After the denial of recommendations from the HLC, the developer threatened the city with a lawsuit for a violation of due process, which was immediately dismissed by the City’s attorney at the following Planning Commission meeting. The quick and litigious actions of the developer have many believing that they may be preparing to sue the city if the plan is not approved “as-is” and they have the legal right to do so under the state laws. Unfortunately, it is unclear what “state laws” they may be referring to. Currently the City’s General Plan “Housing Elements” are out of compliance with the state department of Housing and Community Development (HCD). This is something the city is working to revise and resubmit and there are roughly 252 other jurisdictions in the state that are currently out of compliance.
Myself and others have read through many of the state housing laws and recently passed bills (included the laws in the link but not all bills) to verify the city’s legal requirements when considering the proposal along with understanding the developers legal options if the project is denied. There are two options for the developer if the city council denies the General Plan amendment based on the current laws reviewed.

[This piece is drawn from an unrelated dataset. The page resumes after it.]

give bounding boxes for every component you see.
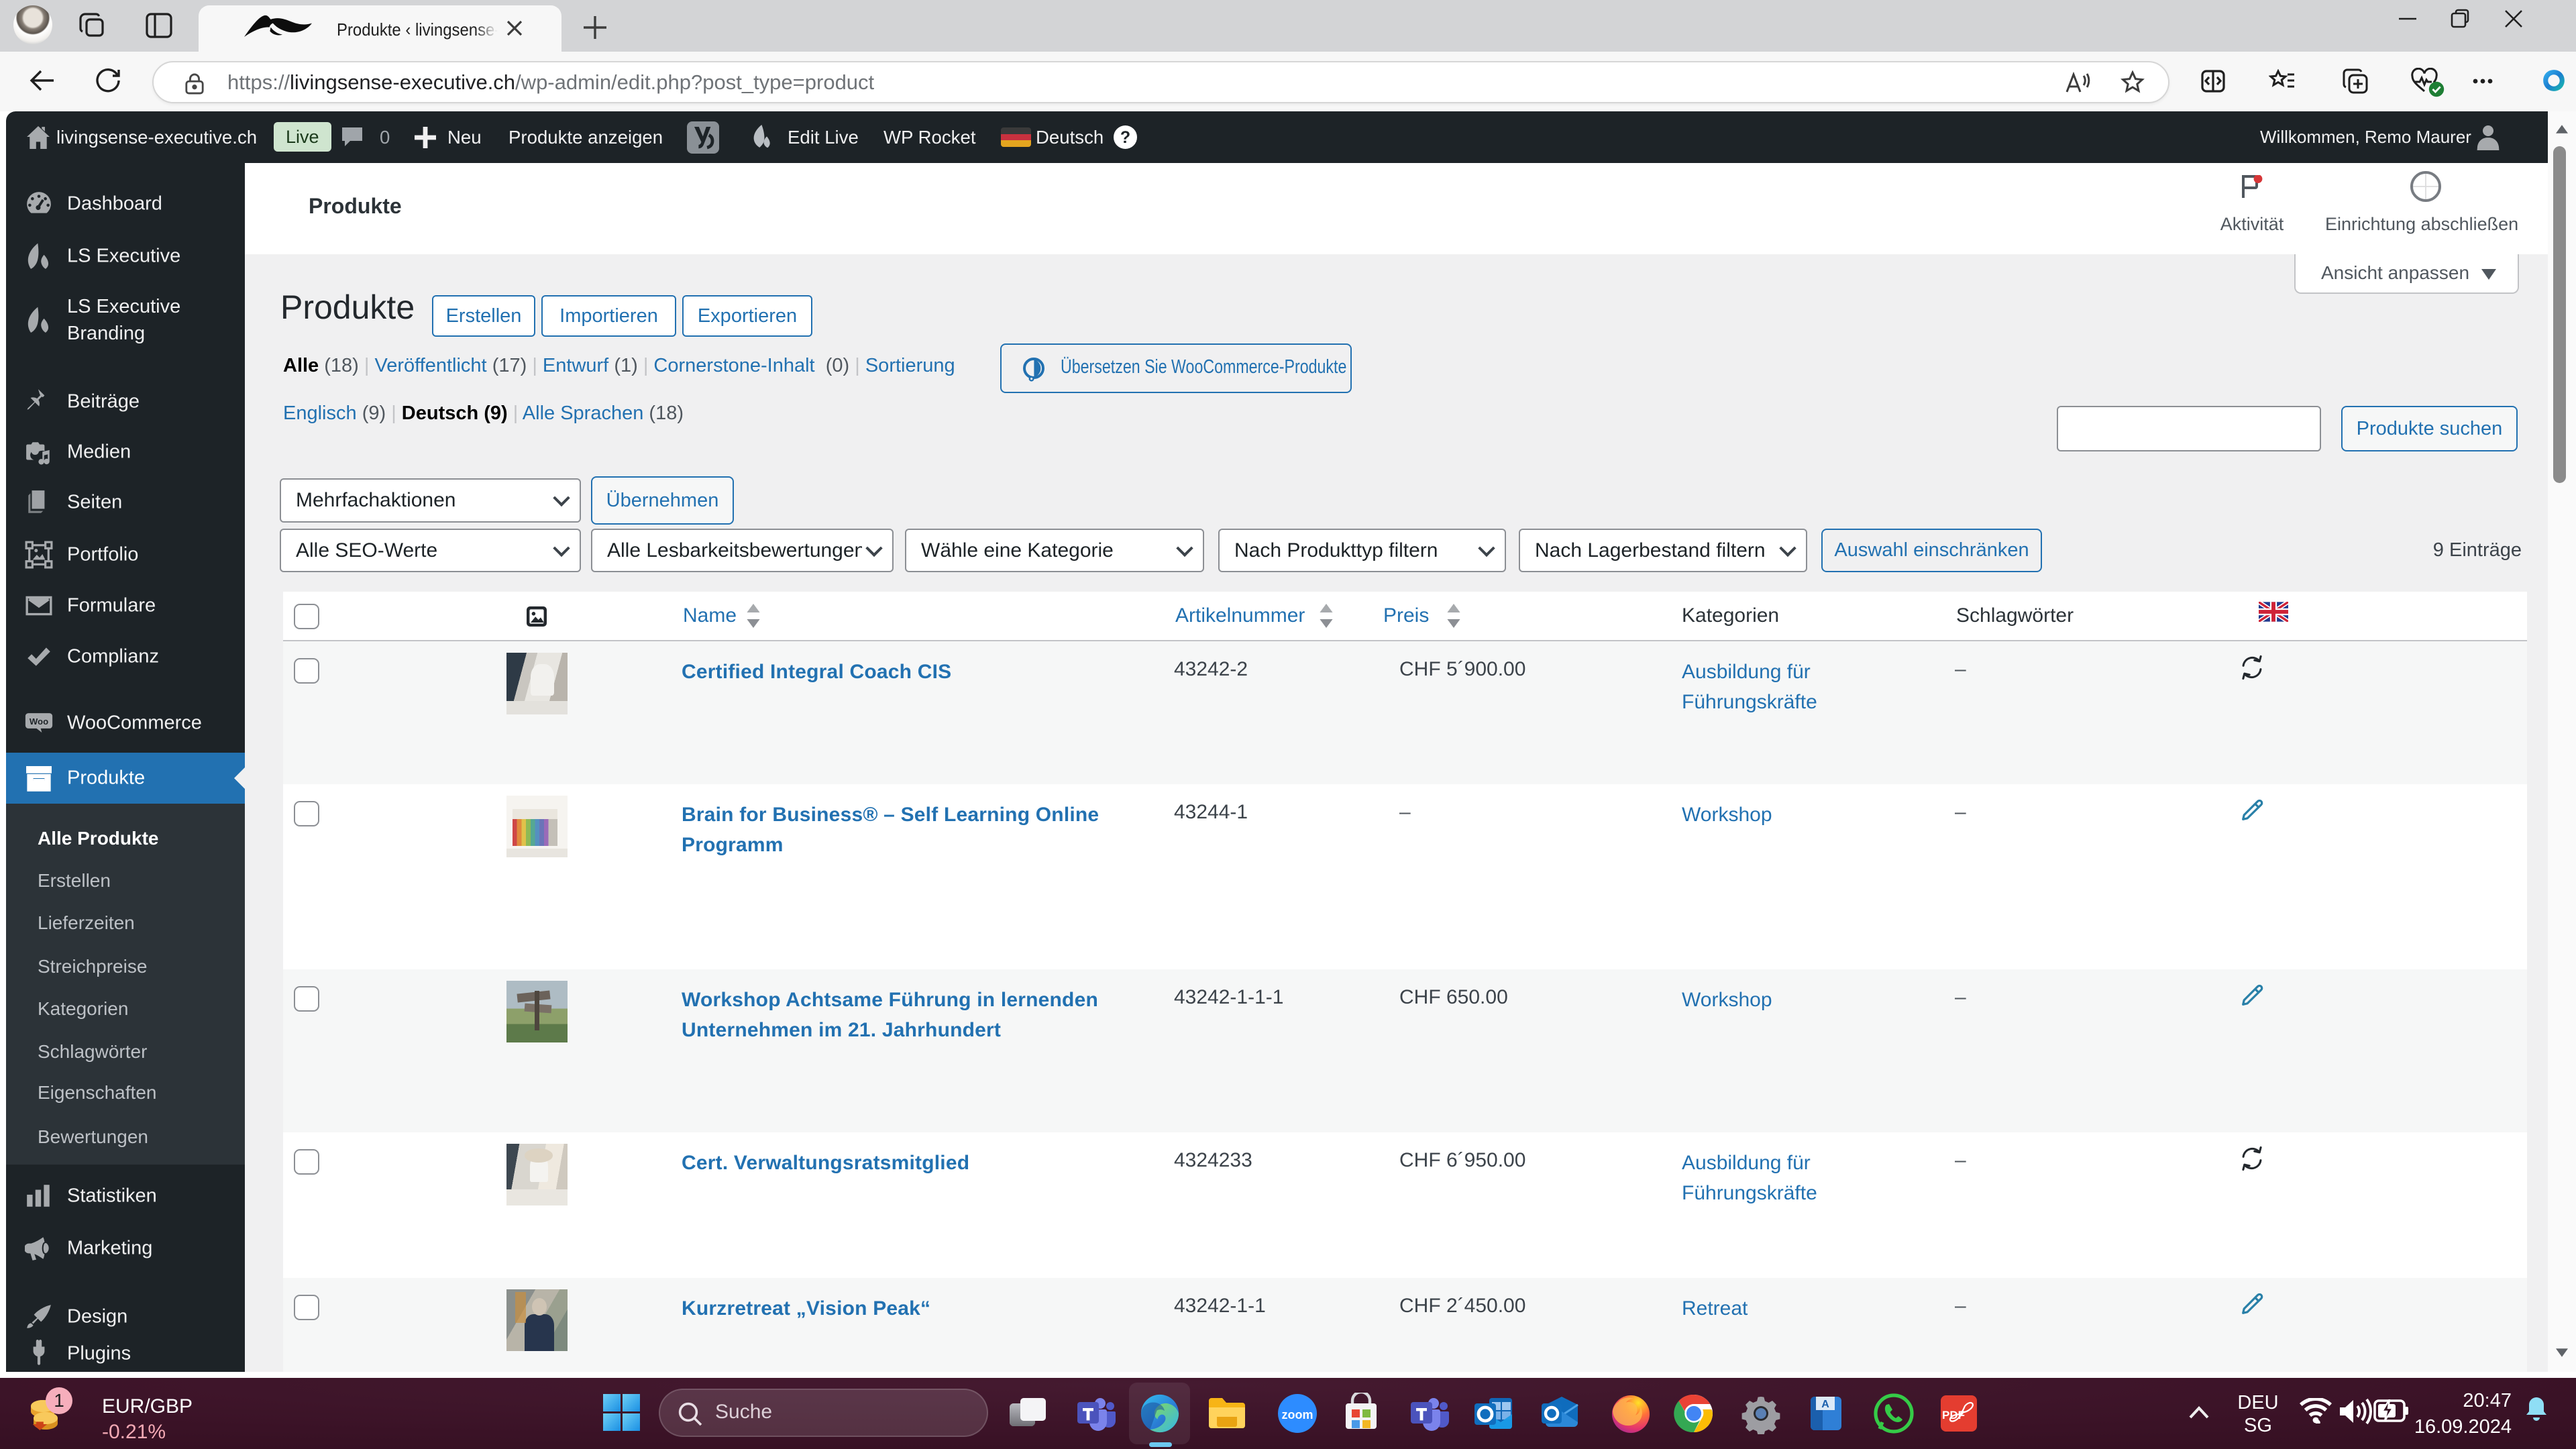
svg-text:Woo: Woo (30, 716, 48, 727)
svg-text:zoom: zoom (1282, 1408, 1313, 1421)
svg-text:A: A (1821, 1399, 1829, 1410)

The developer can submit a new application using the “State Density Bonus Law” (GOV Code §65915) This will require the new application to provide additional affordable housing units and/or a lower affordability level than what the city’s inclusionary policy currently requires, which is 15% BRM units averaging 100%AMI. This process is clearly defined in the GOV code section and would not be something the city could reject if it met the requirements listed in the section. This option would help increase the affordable housing units in the city and most likely lower affordable units, ultimately assisting with reaching our state Regional Housing Needs Allocation (RHNA) goals. This option would be available to the developer regardless of the approval status of the Housing Elements.
Due to Santa Clara’s General Plan not being approved by the HCD, the developer has an alternative option to file another application using an older “Builders Remedy ” law if the current project is denied. This law is older and has only recently been tested by developers within the state. I have not been able to find many cases where the application was denied and/or approved, most look like they “settle” with the jurisdiction (Santa Monica just had 13 of 16 settled). The law still requires a minimum of 20% “lower income” units to apply which is a significant benefit to the city as an offset for the additional density being requested.

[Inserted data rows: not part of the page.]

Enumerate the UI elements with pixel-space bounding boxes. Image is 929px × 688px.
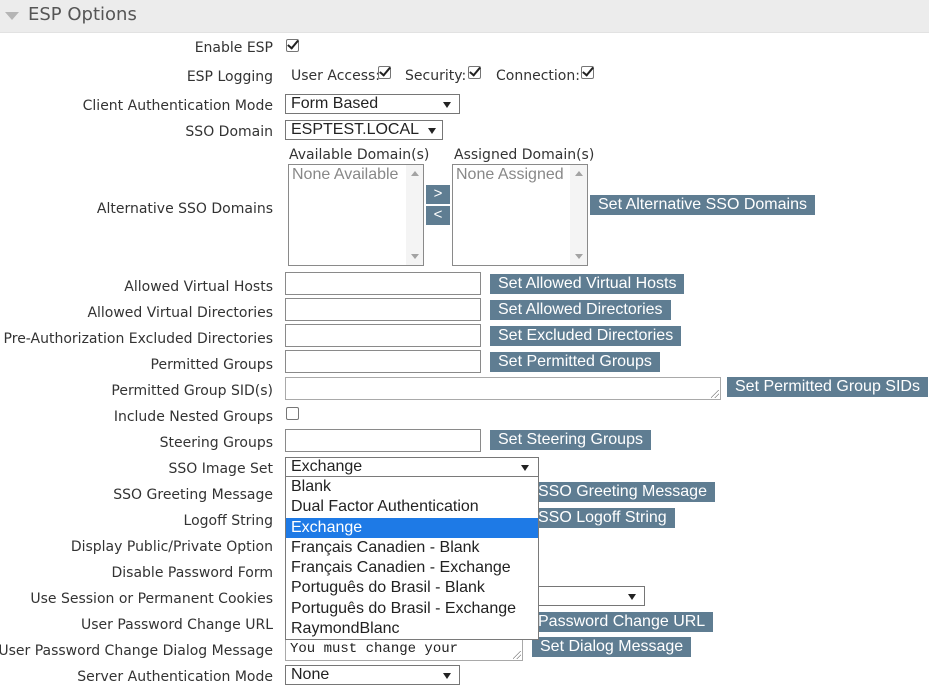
set-permitted-groups-button[interactable]: Set Permitted Groups: [490, 352, 660, 372]
scroll-down-icon[interactable]: [411, 254, 419, 259]
sso-domain-label: SSO Domain: [185, 124, 273, 140]
security-label: Security:: [405, 68, 467, 84]
preauth-excluded-dirs-label: Pre-Authorization Excluded Directories: [3, 331, 273, 347]
available-domains-empty: None Available: [292, 166, 399, 183]
available-domains-list[interactable]: None Available: [288, 164, 424, 266]
sso-image-set-dropdown[interactable]: Blank Dual Factor Authentication Exchang…: [285, 476, 539, 640]
add-domain-button[interactable]: >: [426, 185, 450, 204]
steering-groups-label: Steering Groups: [159, 435, 273, 451]
dropdown-option-exchange[interactable]: Exchange: [286, 517, 538, 538]
security-checkbox[interactable]: [468, 66, 481, 79]
scrollbar[interactable]: [570, 165, 587, 265]
client-auth-mode-value: Form Based: [291, 95, 379, 112]
set-alt-sso-domains-button[interactable]: Set Alternative SSO Domains: [590, 195, 815, 215]
available-domains-title: Available Domain(s): [289, 147, 430, 163]
sso-image-set-select[interactable]: Exchange: [285, 457, 539, 477]
dropdown-option-blank[interactable]: Blank: [286, 477, 538, 497]
resize-grip-icon[interactable]: [711, 390, 719, 398]
include-nested-groups-label: Include Nested Groups: [113, 409, 273, 425]
chevron-down-icon: [428, 128, 436, 134]
section-title: ESP Options: [28, 4, 137, 25]
display-public-private-label: Display Public/Private Option: [70, 539, 273, 555]
server-auth-mode-value: None: [291, 666, 330, 683]
allowed-virtual-hosts-label: Allowed Virtual Hosts: [124, 279, 273, 295]
esp-logging-label: ESP Logging: [186, 69, 273, 85]
dropdown-option-pt-br-exchange[interactable]: Português do Brasil - Exchange: [286, 599, 538, 619]
scroll-up-icon[interactable]: [411, 171, 419, 176]
set-steering-groups-button[interactable]: Set Steering Groups: [490, 430, 651, 450]
dropdown-option-fr-ca-blank[interactable]: Français Canadien - Blank: [286, 538, 538, 558]
chevron-down-icon: [628, 594, 636, 600]
alt-sso-domains-label: Alternative SSO Domains: [96, 201, 273, 217]
steering-groups-input[interactable]: [285, 429, 481, 452]
pw-change-dialog-value: You must change your: [290, 641, 459, 657]
set-permitted-group-sids-button[interactable]: Set Permitted Group SIDs: [727, 377, 928, 397]
allowed-virtual-dirs-input[interactable]: [285, 298, 481, 321]
user-access-checkbox[interactable]: [378, 66, 391, 79]
set-allowed-dirs-button[interactable]: Set Allowed Directories: [490, 300, 671, 320]
pw-change-dialog-textarea[interactable]: You must change your: [285, 638, 523, 661]
client-auth-mode-select[interactable]: Form Based: [285, 94, 460, 114]
disable-password-form-label: Disable Password Form: [111, 565, 274, 581]
server-auth-mode-select[interactable]: None: [285, 665, 460, 685]
set-dialog-message-button[interactable]: Set Dialog Message: [532, 637, 692, 657]
logoff-string-label: Logoff String: [183, 513, 273, 529]
dropdown-option-pt-br-blank[interactable]: Português do Brasil - Blank: [286, 578, 538, 598]
set-sso-logoff-string-button[interactable]: SSO Logoff String: [530, 508, 675, 528]
chevron-down-icon: [443, 673, 451, 679]
allowed-virtual-dirs-label: Allowed Virtual Directories: [87, 305, 273, 321]
resize-grip-icon[interactable]: [513, 651, 521, 659]
chevron-down-icon: [443, 102, 451, 108]
scroll-up-icon[interactable]: [575, 171, 583, 176]
allowed-virtual-hosts-input[interactable]: [285, 272, 481, 295]
sso-image-set-label: SSO Image Set: [168, 461, 273, 477]
assigned-domains-list[interactable]: None Assigned: [452, 164, 588, 266]
permitted-group-sids-textarea[interactable]: [285, 377, 721, 400]
set-pw-change-url-button[interactable]: Password Change URL: [530, 612, 714, 632]
client-auth-mode-label: Client Authentication Mode: [82, 98, 273, 114]
enable-esp-checkbox[interactable]: [286, 39, 299, 52]
preauth-excluded-dirs-input[interactable]: [285, 324, 481, 347]
dropdown-option-raymondblanc[interactable]: RaymondBlanc: [286, 619, 538, 639]
sso-image-set-value: Exchange: [291, 458, 363, 475]
connection-checkbox[interactable]: [581, 66, 594, 79]
permitted-groups-label: Permitted Groups: [150, 357, 273, 373]
pw-change-url-label: User Password Change URL: [80, 617, 273, 633]
sso-greeting-message-label: SSO Greeting Message: [113, 487, 273, 503]
assigned-domains-title: Assigned Domain(s): [454, 147, 595, 163]
session-cookies-label: Use Session or Permanent Cookies: [30, 591, 273, 607]
set-allowed-virtual-hosts-button[interactable]: Set Allowed Virtual Hosts: [490, 274, 685, 294]
section-header[interactable]: ESP Options: [0, 0, 929, 33]
assigned-domains-empty: None Assigned: [456, 166, 564, 183]
permitted-group-sids-label: Permitted Group SID(s): [111, 383, 273, 399]
scroll-down-icon[interactable]: [575, 254, 583, 259]
enable-esp-label: Enable ESP: [194, 40, 273, 56]
set-excluded-dirs-button[interactable]: Set Excluded Directories: [490, 326, 682, 346]
dropdown-option-dual-factor[interactable]: Dual Factor Authentication: [286, 497, 538, 517]
pw-change-dialog-label: User Password Change Dialog Message: [0, 643, 273, 659]
remove-domain-button[interactable]: <: [426, 206, 450, 225]
scrollbar[interactable]: [406, 165, 423, 265]
connection-label: Connection:: [496, 68, 580, 84]
triangle-down-icon[interactable]: [5, 12, 19, 20]
chevron-down-icon: [521, 465, 529, 471]
server-auth-mode-label: Server Authentication Mode: [77, 669, 273, 685]
permitted-groups-input[interactable]: [285, 350, 481, 373]
include-nested-groups-checkbox[interactable]: [286, 407, 299, 420]
set-sso-greeting-message-button[interactable]: SSO Greeting Message: [530, 482, 715, 502]
sso-domain-value: ESPTEST.LOCAL: [291, 121, 420, 138]
user-access-label: User Access:: [291, 68, 381, 84]
dropdown-option-fr-ca-exchange[interactable]: Français Canadien - Exchange: [286, 558, 538, 578]
sso-domain-select[interactable]: ESPTEST.LOCAL: [285, 120, 443, 140]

In summary the city council is not required to approve a General Plan amendment and there is no law currently directing them to do so. The state law provides two alternative application processes to apply for addition density by including more or lower BMR units in the submitted project. It makes you wonder why council would even consider the plan in front of them, knowing that with either option would result in more BRM stock in the city.
Furthermore the Wells Fargo property on the corner is for sale and contingent, I would not be surprised if the developer/applicant or agent has the property contingent on this General Plan being approved. It will have an immediate effect on the value and rights of what will be able to be built at that site.
There is a lot more history and information available but the main issue is the General Plan amendment that the developer/applicant is asking for that will have a much further reach than one poorly designed building. I am available to meet to review as needed, thank you again for your time and consideration of the matter.